10.28.07

Go Becky! It’s your birthday!

Posted at 7:47 pm by Becky

Well, it was at least my birthday party.

I have been uberproductive this weekend. Here’s the rundown:

Saturday: worked out, cleaned the house, did laundry, got haircuts, ate Panda for lunch, went shopping for Halloween-ness, carved pumpkins, visited with dad, made dinner, planned the week’s meals, went grocery shopping.

Sunday: worked out (two days in a row! Go me!), went to church, went to Trader Joe’s (that place fills me with joy! You should try their spicy cider), went to family birthday party for my cousin and me, enjoyed the merriment, returned home and actually did my school to-do list of planning, emailing parents, and writing a letter to parents in English and Spanish.

That’s why I rock my socks. Sorry for the gloating. No, actually, I’m not that sorry. If it bothers you, just skim next time.

This at school week went better. Though I had meetings coming out of my ears (one every day, the earliest I was done was 4:30, one day I was double booked), the card system has proven quite effective. The students are now full of the fear of Becky, as well they should be.

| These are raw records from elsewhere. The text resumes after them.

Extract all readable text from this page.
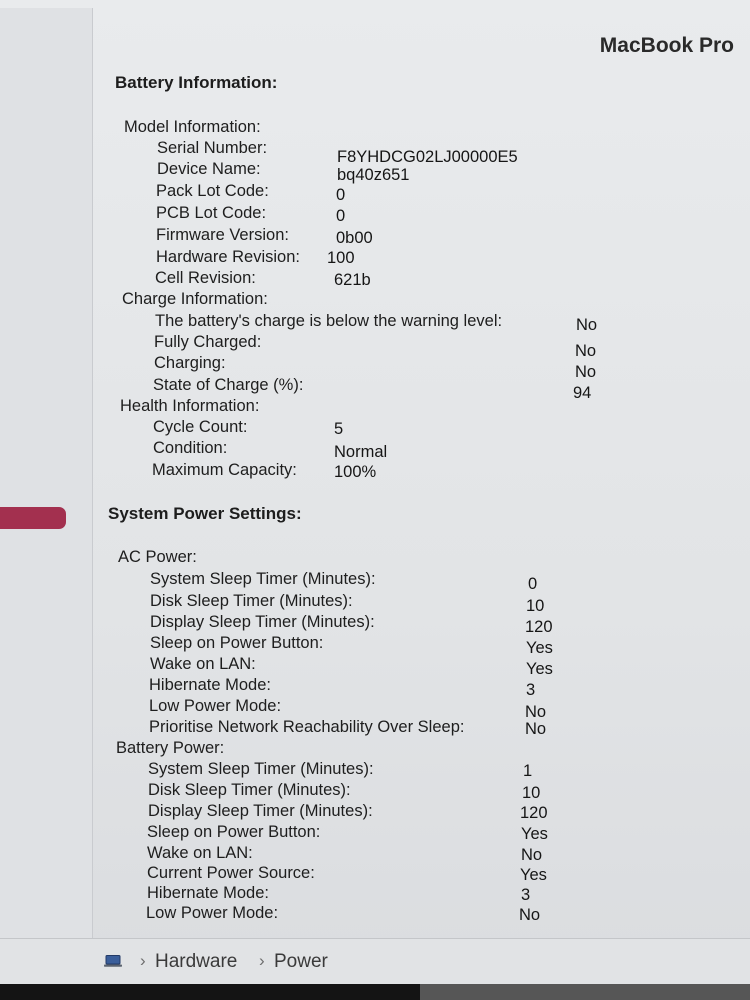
MacBook Pro
Battery Information:
Model Information:
Serial Number:	F8YHDCG02LJ00000E5
Device Name:	bq40z651
Pack Lot Code:	0
PCB Lot Code:	0
Firmware Version:	0b00
Hardware Revision: 100
Cell Revision:	621b
Charge Information:
The battery's charge is below the warning level:	No
Fully Charged:	No
Charging:	No
State of Charge (%):	94
Health Information:
Cycle Count:	5
Condition:	Normal
Maximum Capacity: 100%
System Power Settings:
AC Power:
System Sleep Timer (Minutes):	0
Disk Sleep Timer (Minutes):	10
Display Sleep Timer (Minutes):	120
Sleep on Power Button:	Yes
Wake on LAN:	Yes
Hibernate Mode:	3
Low Power Mode:	No
Prioritise Network Reachability Over Sleep:	No
Battery Power:
System Sleep Timer (Minutes):	1
Disk Sleep Timer (Minutes):	10
Display Sleep Timer (Minutes):	120
Sleep on Power Button:	Yes
Wake on LAN:	No
Current Power Source:	Yes
Hibernate Mode:	3
Low Power Mode:	No
› Hardware › Power
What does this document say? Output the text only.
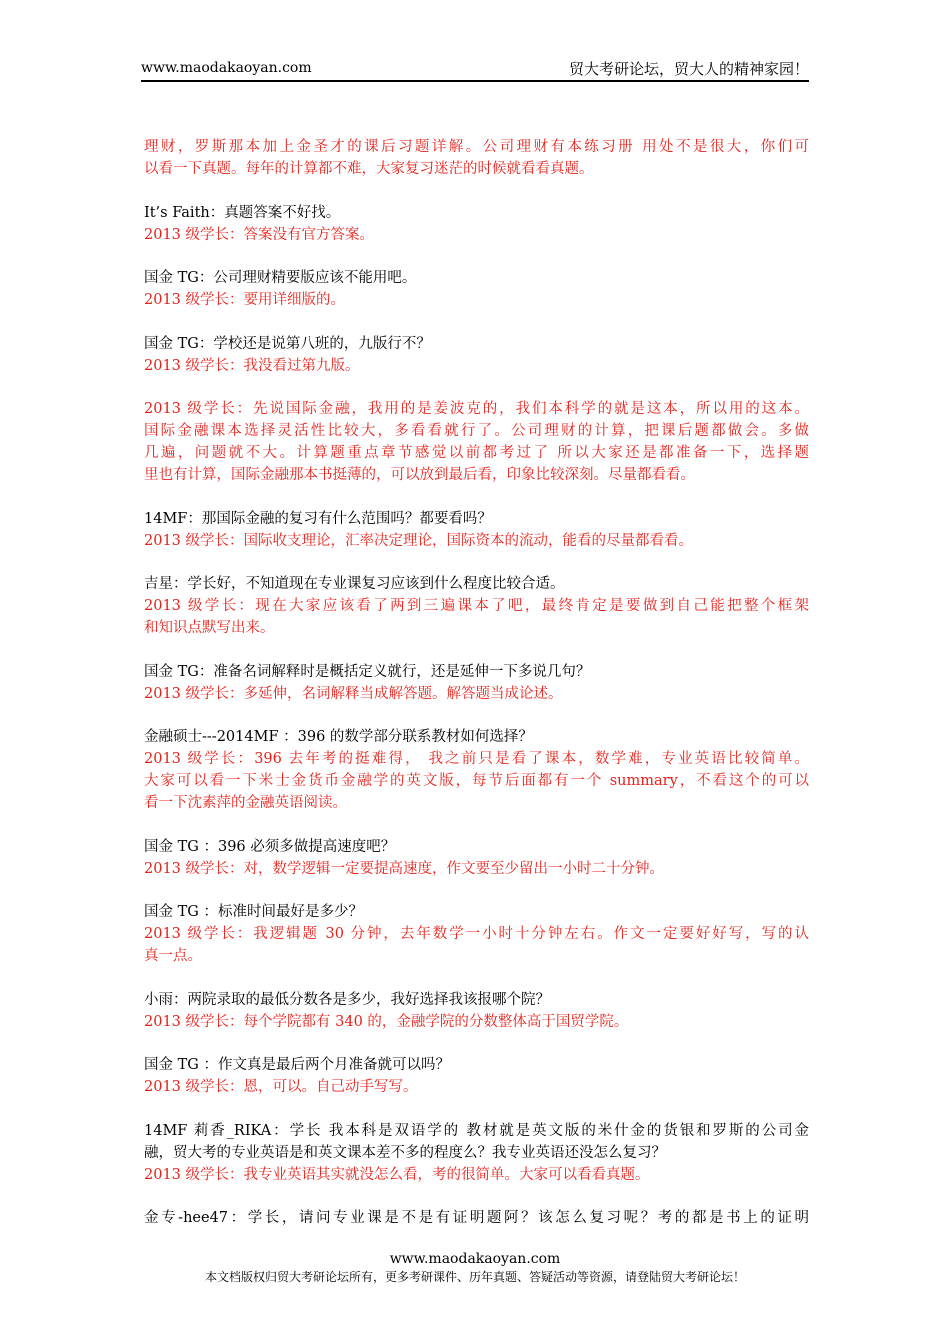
www.maodakaoyan.com	贸大考研论坛，贸大人的精神家园！
理财，罗斯那本加上金圣才的课后习题详解。公司理财有本练习册 用处不是很大，你们可
以看一下真题。每年的计算都不难，大家复习迷茫的时候就看看真题。
It’s Faith：真题答案不好找。
2013 级学长：答案没有官方答案。
国金 TG：公司理财精要版应该不能用吧。
2013 级学长：要用详细版的。
国金 TG：学校还是说第八班的，九版行不？
2013 级学长：我没看过第九版。
2013 级学长：先说国际金融，我用的是姜波克的，我们本科学的就是这本，所以用的这本。
国际金融课本选择灵活性比较大，多看看就行了。公司理财的计算，把课后题都做会。多做
几遍，问题就不大。计算题重点章节感觉以前都考过了 所以大家还是都准备一下，选择题
里也有计算，国际金融那本书挺薄的，可以放到最后看，印象比较深刻。尽量都看看。
14MF：那国际金融的复习有什么范围吗？都要看吗？
2013 级学长：国际收支理论，汇率决定理论，国际资本的流动，能看的尽量都看看。
吉星：学长好，不知道现在专业课复习应该到什么程度比较合适。
2013 级学长：现在大家应该看了两到三遍课本了吧，最终肯定是要做到自己能把整个框架
和知识点默写出来。
国金 TG：准备名词解释时是概括定义就行，还是延伸一下多说几句？
2013 级学长：多延伸，名词解释当成解答题。解答题当成论述。
金融硕士---2014MF ：396 的数学部分联系教材如何选择？
2013 级学长：396 去年考的挺难得， 我之前只是看了课本，数学难，专业英语比较简单。
大家可以看一下米士金货币金融学的英文版，每节后面都有一个 summary，不看这个的可以
看一下沈素萍的金融英语阅读。
国金 TG ：396 必须多做提高速度吧？
2013 级学长：对，数学逻辑一定要提高速度，作文要至少留出一小时二十分钟。
国金 TG ：标准时间最好是多少？
2013 级学长：我逻辑题 30 分钟，去年数学一小时十分钟左右。作文一定要好好写，写的认
真一点。
小雨：两院录取的最低分数各是多少，我好选择我该报哪个院？
2013 级学长：每个学院都有 340 的，金融学院的分数整体高于国贸学院。
国金 TG ：作文真是最后两个月准备就可以吗？
2013 级学长：恩，可以。自己动手写写。
14MF 莉香_RIKA：学长 我本科是双语学的 教材就是英文版的米什金的货银和罗斯的公司金
融，贸大考的专业英语是和英文课本差不多的程度么？我专业英语还没怎么复习？
2013 级学长：我专业英语其实就没怎么看，考的很简单。大家可以看看真题。
金专-hee47：学长，请问专业课是不是有证明题阿？该怎么复习呢？考的都是书上的证明
www.maodakaoyan.com
本文档版权归贸大考研论坛所有，更多考研课件、历年真题、答疑活动等资源，请登陆贸大考研论坛！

I discovered something about myself this weekend. Two things, actually, but both about my level of job satisfaction. One is that I hate to work on weekends, and it makes me resent my job for taking up “my” time. This week I’m going to try to work smart during the week so I don’t have to do too much during the weekend. With report cards coming up, we’ll see how that goes. The other thing I learned has to do with administration. I seem to do better when the administration thinks the teachers are awesome as they are–it makes me want to do better just to rock that much more. At my current school, the focus is on constant improvement. Now, I’m all for constant improvement, but I’d rather do it because I want to, not because I’m expected to. It almost feels like the message is “You’re not good enough right now, you must get better.” They’d never say that, but it’s how I feel. I’m not sure what to do with my realization, other than recognize that it’s how I feel, not how they feel (I hope).

Hopefully the post right above or below this one will be Jamie’s pictures of our carved pumpkins! Whee!